Kathryn calló y levantó sus cejas.

—Como es natural —prosiguió—, Elspat robó el diario impulsada por un intenso temor de que alguien se enterase de lo que había hecho hace muchos años.

»¿No recuerdas, Alan, lo que sucedió anoche? ¿No recuerdas cómo actuó cuando tú y Colin comenzasteis a hablar del diario? Cuando abordasteis el tema, Elspat comenzó a decir que todos estaban locos, y por fin los distrajo invitándolos a tomar ese maldito whisky. Indudablemente, el whisky los distrajo. Eso es todo.

Alan silbó suavemente.

—¡Creo que tienes razón! —dijo.

—Muchas gracias, querido pariente. Si aplicaras algo de ese cerebro que tienes —comentó Kathryn arrugando su bonita nariz— a observar y a sacar las conclusiones que siempre aconsejas sacar al prójimo…

Alan acogió esta observación con frío desdén. Tuvo un impulso de aludir de alguna manera a la Duquesa de Cleveland, y a las escasas conclusiones que Miss K. I. Campbell había podido sacar respecto a ella, pero decidió dejar descansar en paz a la infortunada dama.

—En ese caso, el diario no tiene nada que ver con el asunto.

—No estoy seguro de ello —dijo el doctor Fell.

—Es evidente —señaló Kathryn—, que tía Elspat sabe algo. Y probablemente lo sabe merced al diario. De otra manera, ¿qué significa ese asunto de haberse dirigido al Daily Floodlight?

—Es verdad.

—Y puesto que escribió al periódico, es más o menos evidente que no había nada en el diario de Angus que comprometiese su reputación. En ese caso, ¿por qué no habla? ¿Qué le sucede? Si el diario tiene algún indicio de que Angus fue asesinado, ¿por qué no lo dice?

—A menos, desde luego —dijo Alan—, que el diario diga que pensaba suicidarse.

—¡Alan, Alan, Alan! ¡Para no mencionar hechos anteriores, te recordaré que Angus hace una póliza, paga la prima, y luego escribe en su diario que tiene la intención de suicidarse! ¡Es… ilógico, por no decir otra cosa!

Alan aceptó esto con la mayor humildad.

—Están en juego treinta y cinco mil libras —murmuró Kathryn—, y Elspat se niega a reclamarlas. ¿Por qué uno de ustedes no habla con ella? ¿Por qué no lo hace usted, doctor Fell? Todo el mundo parece temerle.

—Lo haré con el mayor gusto —dijo el doctor Fell sonriendo.

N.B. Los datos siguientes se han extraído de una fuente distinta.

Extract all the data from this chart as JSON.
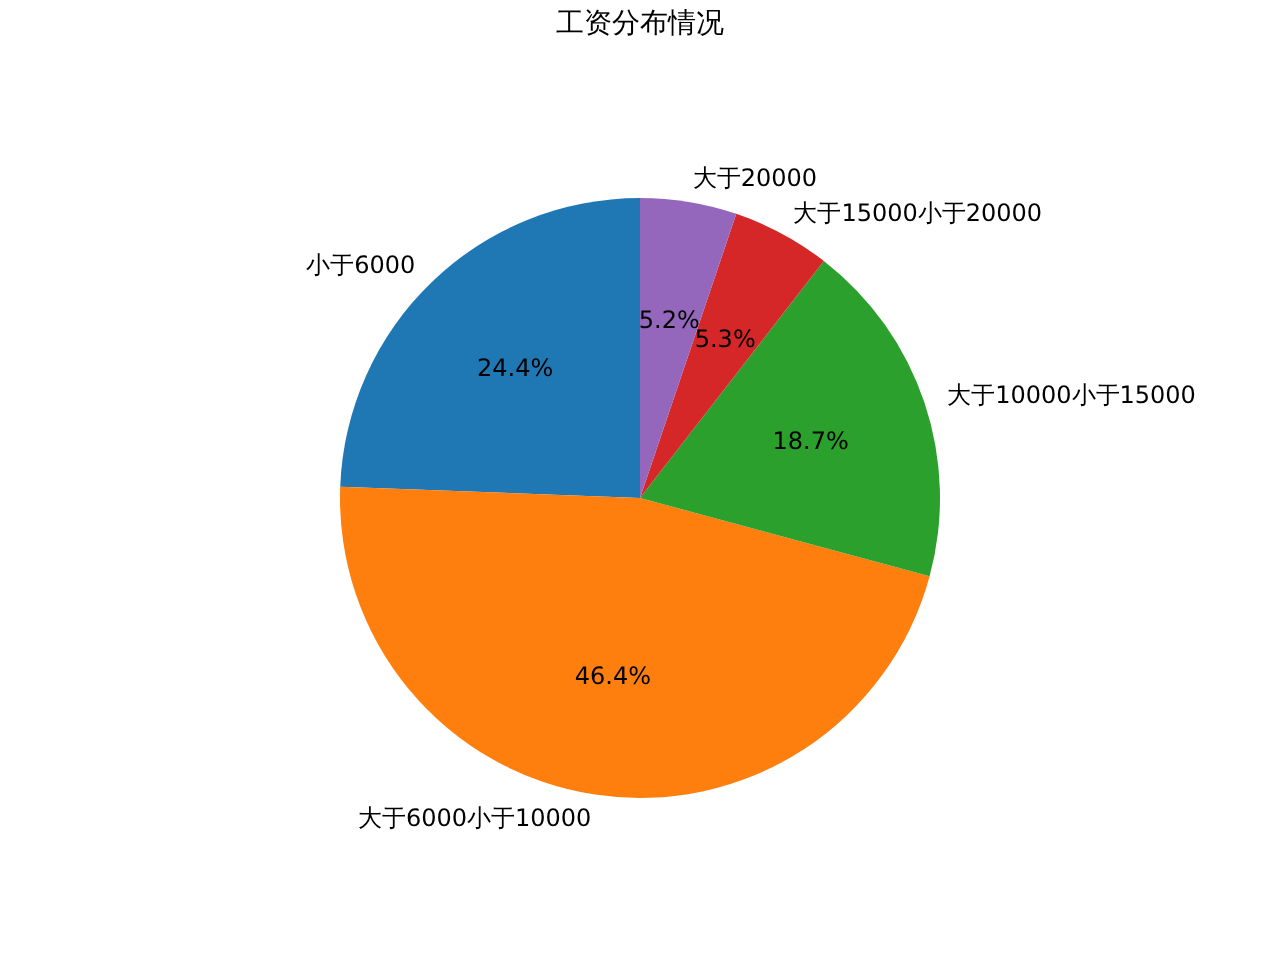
{
  "chart_data": {
    "type": "pie",
    "title": "工资分布情况",
    "categories": [
      "小于6000",
      "大于6000小于10000",
      "大于10000小于15000",
      "大于15000小于20000",
      "大于20000"
    ],
    "values": [
      24.4,
      46.4,
      18.7,
      5.3,
      5.2
    ],
    "colors": [
      "#1f77b4",
      "#ff7f0e",
      "#2ca02c",
      "#d62728",
      "#9467bd"
    ],
    "value_labels": [
      "24.4%",
      "46.4%",
      "18.7%",
      "5.3%",
      "5.2%"
    ],
    "legend": false
  }
}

Lenta, pesadamente, como un acorazado que entra poco a poco en el muelle, el doctor se volvió en el sofá. Se acomodó las gafas y miró, parpadeando, a Elspat Campbell, que en aquel momento se detuvo en la puerta con una expresión en la que se mezclaban la ira, el dolor, la incertidumbre y el temor al fuego eterno. Pero ellos sólo captaron una manifestación final de esta expresión, pues desapareció rápidamente para ser reemplazada por otra en la que sus mandíbulas se apretaron en un gesto decidido, de obstinada inflexibilidad.

El doctor Fell no se arredró.

—Muy bien, señora —dijo con tono distraído—. ¿Verdaderamente, usted se apoderó de ese diario?